WALTER BARTON mug.jpg
Posted at 6:52 PM, May 19, 2020
and last updated 2020-05-19 20:07:28-04

BONNE TERRE, Mo. — A Missouri man has been put to death for fatally stabbing an 81-year-old woman nearly three decades ago, the first U.S. execution since the coronavirus pandemic took hold.

Walter Barton was put to death by lethal injection Tuesday.

Barton had long maintained he was innocent of killing Gladys Kuehler, and his case was tied up for years due to appeals, mistrials and two overturned convictions.

The Innocence Project, which had been working to secure a stay of Barton's execution, released a statement after he was killed:

There is no reliable evidence that Mr. Barton committed the crime. Mr. Barton should never have been convicted in the first place. Mr. Barton’s conviction was based on unscientific blood spatter analysis, and the testimony of a jailhouse informant proven to be untruthful.

Jailhouse informants and inaccurate forensic analysis are two leading causes of wrongful conviction. The state should have never used this evidence to prosecute him. Making matters worse, Mr. Barton’s defense attorney did not properly challenge this evidence at trial, leaving the jury that convicted him in the dark about the unreliability of the state’s evidence. The evidence has not been properly challenged in the years since Mr. Barton’s conviction.

Just because someone’s case has had several appeals does not mean that any court has actually given the case a fair or thorough look. This case was marred by prosecutorial misconduct and an inadequate defense, with evidence so problematic that Mr. Barton was tried five times.
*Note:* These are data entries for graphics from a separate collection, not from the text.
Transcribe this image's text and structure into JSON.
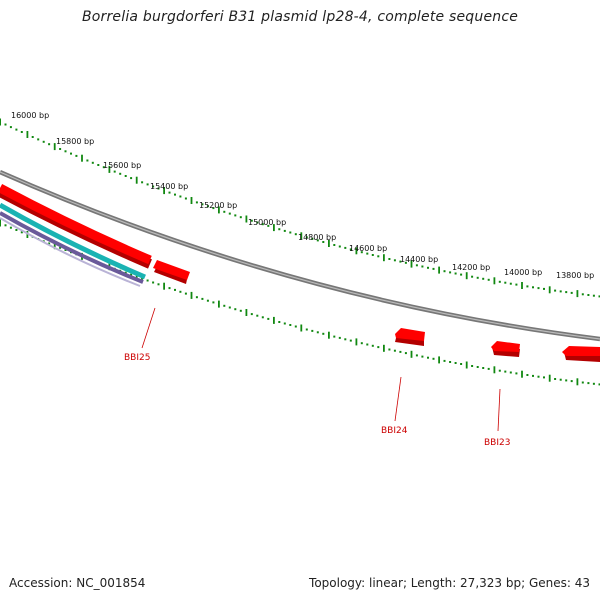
{
  "title": "Borrelia burgdorferi B31 plasmid lp28-4, complete sequence",
  "scale": {
    "labels": [
      "16000 bp",
      "15800 bp",
      "15600 bp",
      "15400 bp",
      "15200 bp",
      "15000 bp",
      "14800 bp",
      "14600 bp",
      "14400 bp",
      "14200 bp",
      "14000 bp",
      "13800 bp"
    ]
  },
  "genes": [
    {
      "label": "BBI25"
    },
    {
      "label": "BBI24"
    },
    {
      "label": "BBI23"
    }
  ],
  "colors": {
    "gene": "#ff0000",
    "gene_shadow": "#b30000",
    "backbone": "#8a8a8a",
    "scale_ticks": "#118811",
    "label": "#cc0000",
    "cyan_track": "#1ab3b3",
    "purple_track": "#6a5a9a"
  },
  "footer": {
    "accession": "Accession: NC_001854",
    "summary": "Topology: linear; Length: 27,323 bp; Genes: 43"
  }
}
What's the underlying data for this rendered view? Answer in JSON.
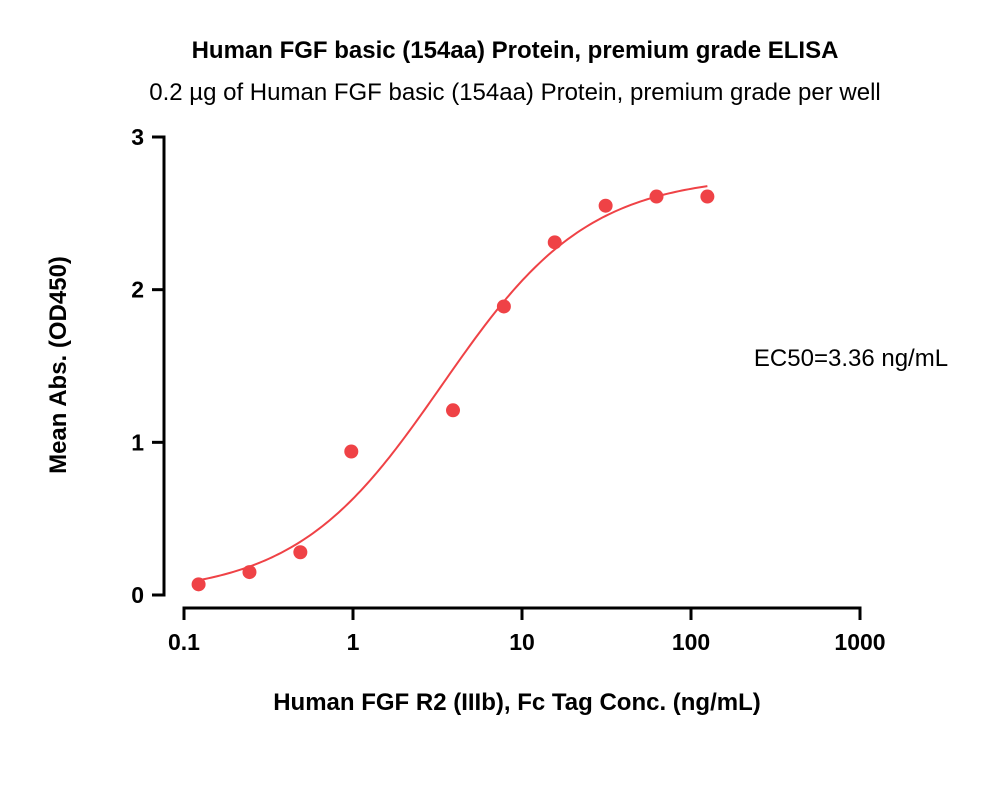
{
  "chart_data": {
    "type": "scatter",
    "title": "Human FGF basic (154aa) Protein, premium grade ELISA",
    "subtitle": "0.2 µg of Human FGF basic (154aa) Protein, premium grade per well",
    "xlabel": "Human FGF R2 (IIIb), Fc Tag Conc. (ng/mL)",
    "ylabel": "Mean Abs. (OD450)",
    "x_scale": "log",
    "xlim": [
      0.1,
      1000
    ],
    "ylim": [
      0,
      3
    ],
    "x_ticks": [
      0.1,
      1,
      10,
      100,
      1000
    ],
    "x_tick_labels": [
      "0.1",
      "1",
      "10",
      "100",
      "1000"
    ],
    "y_ticks": [
      0,
      1,
      2,
      3
    ],
    "y_tick_labels": [
      "0",
      "1",
      "2",
      "3"
    ],
    "grid": false,
    "legend": "none",
    "series": [
      {
        "x": [
          0.122,
          0.244,
          0.488,
          0.977,
          3.906,
          7.813,
          15.625,
          31.25,
          62.5,
          125
        ],
        "y": [
          0.07,
          0.15,
          0.28,
          0.94,
          1.21,
          1.89,
          2.31,
          2.55,
          2.61,
          2.61
        ],
        "color": "#ef4246"
      }
    ],
    "fit_curve": {
      "type": "4PL",
      "bottom": 0.0,
      "top": 2.75,
      "ec50": 3.36,
      "hill": 1.0,
      "x_range": [
        0.122,
        125
      ],
      "color": "#ef4246"
    },
    "annotations": [
      "EC50=3.36 ng/mL"
    ]
  }
}
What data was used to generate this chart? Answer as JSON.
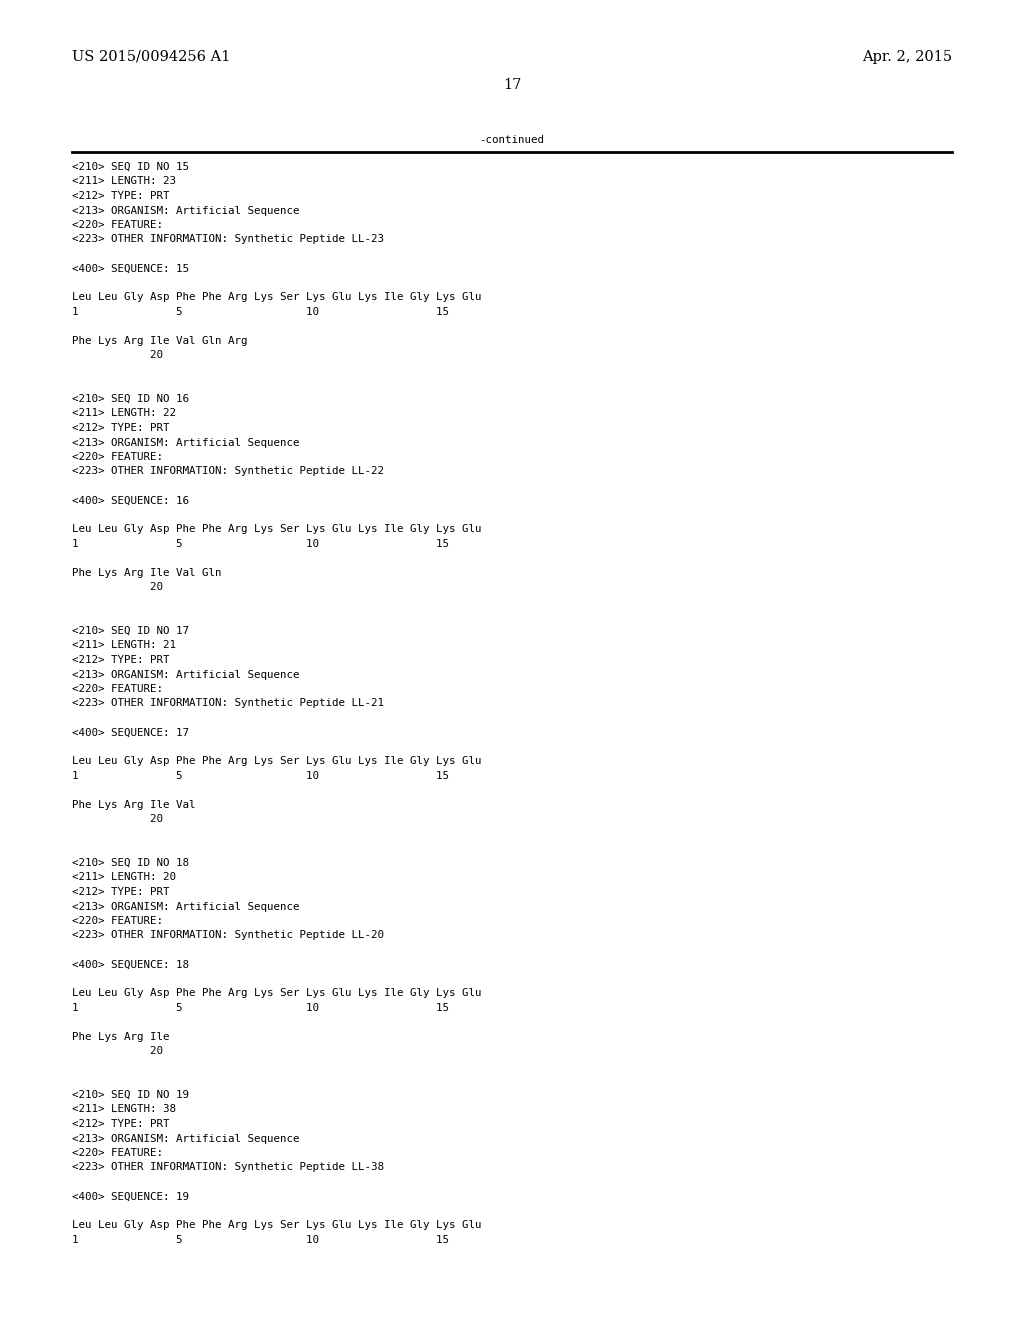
{
  "bg_color": "#ffffff",
  "header_left": "US 2015/0094256 A1",
  "header_right": "Apr. 2, 2015",
  "page_number": "17",
  "continued_label": "-continued",
  "font_size_header": 10.5,
  "font_size_mono": 7.8,
  "content_lines": [
    "<210> SEQ ID NO 15",
    "<211> LENGTH: 23",
    "<212> TYPE: PRT",
    "<213> ORGANISM: Artificial Sequence",
    "<220> FEATURE:",
    "<223> OTHER INFORMATION: Synthetic Peptide LL-23",
    "",
    "<400> SEQUENCE: 15",
    "",
    "Leu Leu Gly Asp Phe Phe Arg Lys Ser Lys Glu Lys Ile Gly Lys Glu",
    "1               5                   10                  15",
    "",
    "Phe Lys Arg Ile Val Gln Arg",
    "            20",
    "",
    "",
    "<210> SEQ ID NO 16",
    "<211> LENGTH: 22",
    "<212> TYPE: PRT",
    "<213> ORGANISM: Artificial Sequence",
    "<220> FEATURE:",
    "<223> OTHER INFORMATION: Synthetic Peptide LL-22",
    "",
    "<400> SEQUENCE: 16",
    "",
    "Leu Leu Gly Asp Phe Phe Arg Lys Ser Lys Glu Lys Ile Gly Lys Glu",
    "1               5                   10                  15",
    "",
    "Phe Lys Arg Ile Val Gln",
    "            20",
    "",
    "",
    "<210> SEQ ID NO 17",
    "<211> LENGTH: 21",
    "<212> TYPE: PRT",
    "<213> ORGANISM: Artificial Sequence",
    "<220> FEATURE:",
    "<223> OTHER INFORMATION: Synthetic Peptide LL-21",
    "",
    "<400> SEQUENCE: 17",
    "",
    "Leu Leu Gly Asp Phe Phe Arg Lys Ser Lys Glu Lys Ile Gly Lys Glu",
    "1               5                   10                  15",
    "",
    "Phe Lys Arg Ile Val",
    "            20",
    "",
    "",
    "<210> SEQ ID NO 18",
    "<211> LENGTH: 20",
    "<212> TYPE: PRT",
    "<213> ORGANISM: Artificial Sequence",
    "<220> FEATURE:",
    "<223> OTHER INFORMATION: Synthetic Peptide LL-20",
    "",
    "<400> SEQUENCE: 18",
    "",
    "Leu Leu Gly Asp Phe Phe Arg Lys Ser Lys Glu Lys Ile Gly Lys Glu",
    "1               5                   10                  15",
    "",
    "Phe Lys Arg Ile",
    "            20",
    "",
    "",
    "<210> SEQ ID NO 19",
    "<211> LENGTH: 38",
    "<212> TYPE: PRT",
    "<213> ORGANISM: Artificial Sequence",
    "<220> FEATURE:",
    "<223> OTHER INFORMATION: Synthetic Peptide LL-38",
    "",
    "<400> SEQUENCE: 19",
    "",
    "Leu Leu Gly Asp Phe Phe Arg Lys Ser Lys Glu Lys Ile Gly Lys Glu",
    "1               5                   10                  15"
  ]
}
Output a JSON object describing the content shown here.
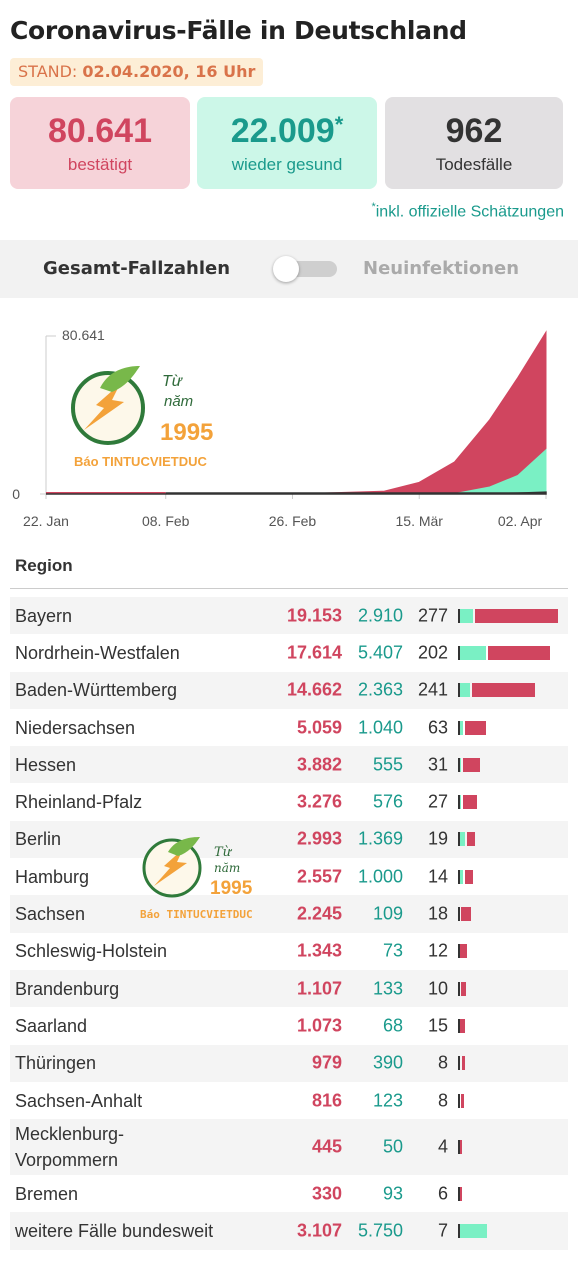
{
  "title": "Coronavirus-Fälle in Deutschland",
  "stand": {
    "label": "STAND:",
    "date": "02.04.2020, 16 Uhr"
  },
  "cards": {
    "confirmed": {
      "value": "80.641",
      "label": "bestätigt"
    },
    "recovered": {
      "value": "22.009",
      "marker": "*",
      "label": "wieder gesund"
    },
    "deaths": {
      "value": "962",
      "label": "Todesfälle"
    }
  },
  "footnote": {
    "marker": "*",
    "text": "inkl. offizielle Schätzungen"
  },
  "toggle": {
    "left": "Gesamt-Fallzahlen",
    "right": "Neuinfektionen"
  },
  "watermark": {
    "line1": "Từ",
    "line2": "năm",
    "year": "1995",
    "brand": "Báo TINTUCVIETDUC"
  },
  "colors": {
    "confirmed": "#d0455f",
    "recovered": "#7af0c4",
    "recovered_text": "#1a9a8c",
    "deaths": "#333333"
  },
  "chart_data": {
    "type": "area",
    "x": [
      "2020-01-22",
      "2020-02-08",
      "2020-02-26",
      "2020-03-10",
      "2020-03-15",
      "2020-03-20",
      "2020-03-25",
      "2020-03-29",
      "2020-04-02"
    ],
    "x_tick_labels": [
      "22. Jan",
      "08. Feb",
      "26. Feb",
      "15. Mär",
      "02. Apr"
    ],
    "y_tick_labels": [
      "80.641",
      "0"
    ],
    "ylim": [
      0,
      80641
    ],
    "series": [
      {
        "name": "bestätigt",
        "values": [
          0,
          14,
          18,
          1400,
          5800,
          16000,
          37000,
          58000,
          80641
        ]
      },
      {
        "name": "wieder gesund",
        "values": [
          0,
          0,
          16,
          18,
          50,
          180,
          3500,
          9200,
          22009
        ]
      },
      {
        "name": "Todesfälle",
        "values": [
          0,
          0,
          0,
          2,
          11,
          48,
          206,
          455,
          962
        ]
      }
    ]
  },
  "table": {
    "header": "Region",
    "rows": [
      {
        "region": "Bayern",
        "confirmed": "19.153",
        "recovered": "2.910",
        "deaths": "277"
      },
      {
        "region": "Nordrhein-Westfalen",
        "confirmed": "17.614",
        "recovered": "5.407",
        "deaths": "202"
      },
      {
        "region": "Baden-Württemberg",
        "confirmed": "14.662",
        "recovered": "2.363",
        "deaths": "241"
      },
      {
        "region": "Niedersachsen",
        "confirmed": "5.059",
        "recovered": "1.040",
        "deaths": "63"
      },
      {
        "region": "Hessen",
        "confirmed": "3.882",
        "recovered": "555",
        "deaths": "31"
      },
      {
        "region": "Rheinland-Pfalz",
        "confirmed": "3.276",
        "recovered": "576",
        "deaths": "27"
      },
      {
        "region": "Berlin",
        "confirmed": "2.993",
        "recovered": "1.369",
        "deaths": "19"
      },
      {
        "region": "Hamburg",
        "confirmed": "2.557",
        "recovered": "1.000",
        "deaths": "14"
      },
      {
        "region": "Sachsen",
        "confirmed": "2.245",
        "recovered": "109",
        "deaths": "18"
      },
      {
        "region": "Schleswig-Holstein",
        "confirmed": "1.343",
        "recovered": "73",
        "deaths": "12"
      },
      {
        "region": "Brandenburg",
        "confirmed": "1.107",
        "recovered": "133",
        "deaths": "10"
      },
      {
        "region": "Saarland",
        "confirmed": "1.073",
        "recovered": "68",
        "deaths": "15"
      },
      {
        "region": "Thüringen",
        "confirmed": "979",
        "recovered": "390",
        "deaths": "8"
      },
      {
        "region": "Sachsen-Anhalt",
        "confirmed": "816",
        "recovered": "123",
        "deaths": "8"
      },
      {
        "region": "Mecklenburg-Vorpommern",
        "region_lines": [
          "Mecklenburg-",
          "Vorpommern"
        ],
        "confirmed": "445",
        "recovered": "50",
        "deaths": "4"
      },
      {
        "region": "Bremen",
        "confirmed": "330",
        "recovered": "93",
        "deaths": "6"
      },
      {
        "region": "weitere Fälle bundesweit",
        "confirmed": "3.107",
        "recovered": "5.750",
        "deaths": "7"
      }
    ]
  }
}
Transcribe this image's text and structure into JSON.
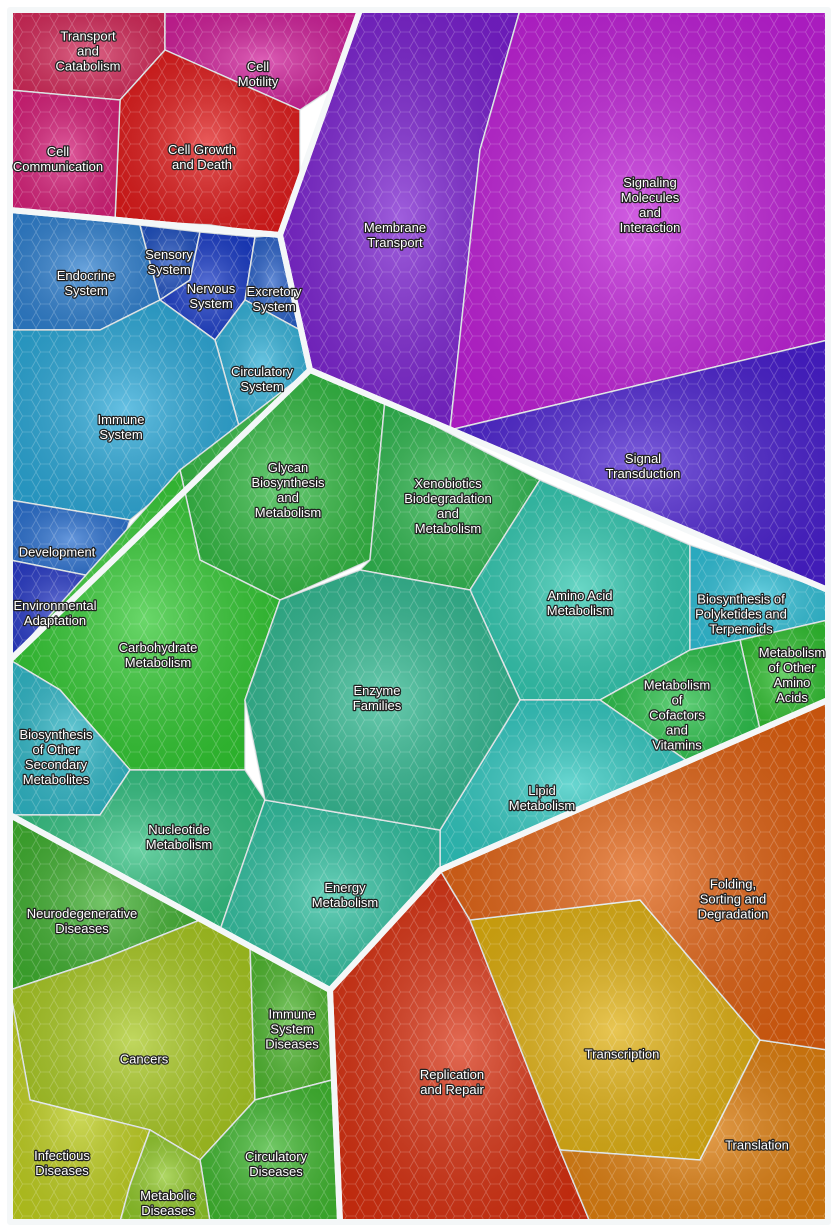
{
  "regions": [
    {
      "lines": [
        "Transport",
        "and",
        "Catabolism"
      ]
    },
    {
      "lines": [
        "Cell",
        "Motility"
      ]
    },
    {
      "lines": [
        "Cell Growth",
        "and Death"
      ]
    },
    {
      "lines": [
        "Cell",
        "Communication"
      ]
    },
    {
      "lines": [
        "Endocrine",
        "System"
      ]
    },
    {
      "lines": [
        "Sensory",
        "System"
      ]
    },
    {
      "lines": [
        "Nervous",
        "System"
      ]
    },
    {
      "lines": [
        "Excretory",
        "System"
      ]
    },
    {
      "lines": [
        "Circulatory",
        "System"
      ]
    },
    {
      "lines": [
        "Immune",
        "System"
      ]
    },
    {
      "lines": [
        "Development"
      ]
    },
    {
      "lines": [
        "Environmental",
        "Adaptation"
      ]
    },
    {
      "lines": [
        "Membrane",
        "Transport"
      ]
    },
    {
      "lines": [
        "Signaling",
        "Molecules",
        "and",
        "Interaction"
      ]
    },
    {
      "lines": [
        "Signal",
        "Transduction"
      ]
    },
    {
      "lines": [
        "Glycan",
        "Biosynthesis",
        "and",
        "Metabolism"
      ]
    },
    {
      "lines": [
        "Xenobiotics",
        "Biodegradation",
        "and",
        "Metabolism"
      ]
    },
    {
      "lines": [
        "Amino Acid",
        "Metabolism"
      ]
    },
    {
      "lines": [
        "Biosynthesis of",
        "Polyketides and",
        "Terpenoids"
      ]
    },
    {
      "lines": [
        "Metabolism",
        "of Other",
        "Amino",
        "Acids"
      ]
    },
    {
      "lines": [
        "Metabolism",
        "of",
        "Cofactors",
        "and",
        "Vitamins"
      ]
    },
    {
      "lines": [
        "Lipid",
        "Metabolism"
      ]
    },
    {
      "lines": [
        "Carbohydrate",
        "Metabolism"
      ]
    },
    {
      "lines": [
        "Biosynthesis",
        "of Other",
        "Secondary",
        "Metabolites"
      ]
    },
    {
      "lines": [
        "Nucleotide",
        "Metabolism"
      ]
    },
    {
      "lines": [
        "Energy",
        "Metabolism"
      ]
    },
    {
      "lines": [
        "Enzyme",
        "Families"
      ]
    },
    {
      "lines": [
        "Neurodegenerative",
        "Diseases"
      ]
    },
    {
      "lines": [
        "Cancers"
      ]
    },
    {
      "lines": [
        "Immune",
        "System",
        "Diseases"
      ]
    },
    {
      "lines": [
        "Infectious",
        "Diseases"
      ]
    },
    {
      "lines": [
        "Circulatory",
        "Diseases"
      ]
    },
    {
      "lines": [
        "Metabolic",
        "Diseases"
      ]
    },
    {
      "lines": [
        "Replication",
        "and Repair"
      ]
    },
    {
      "lines": [
        "Transcription"
      ]
    },
    {
      "lines": [
        "Translation"
      ]
    },
    {
      "lines": [
        "Folding,",
        "Sorting and",
        "Degradation"
      ]
    }
  ]
}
It is unconscionable that Mr. Barton’s execution was allowed to go forward given the well-known problems with the evidence at the basis of his conviction without a deep examination into his innocence.
Vanessa Potkin, director of post-conviction litigation for the Innocence Project

Concerns related to the coronavirus caused several states to postpone or cancel executions over the past 2 1/2 months.

Until Tuesday, no one had been executed in the U.S. since Nathaniel Woods was put to death in Alabama on March 5.

Ohio, Tennessee and Texas were among states calling off executions. Texas delayed six executions due to the pandemic.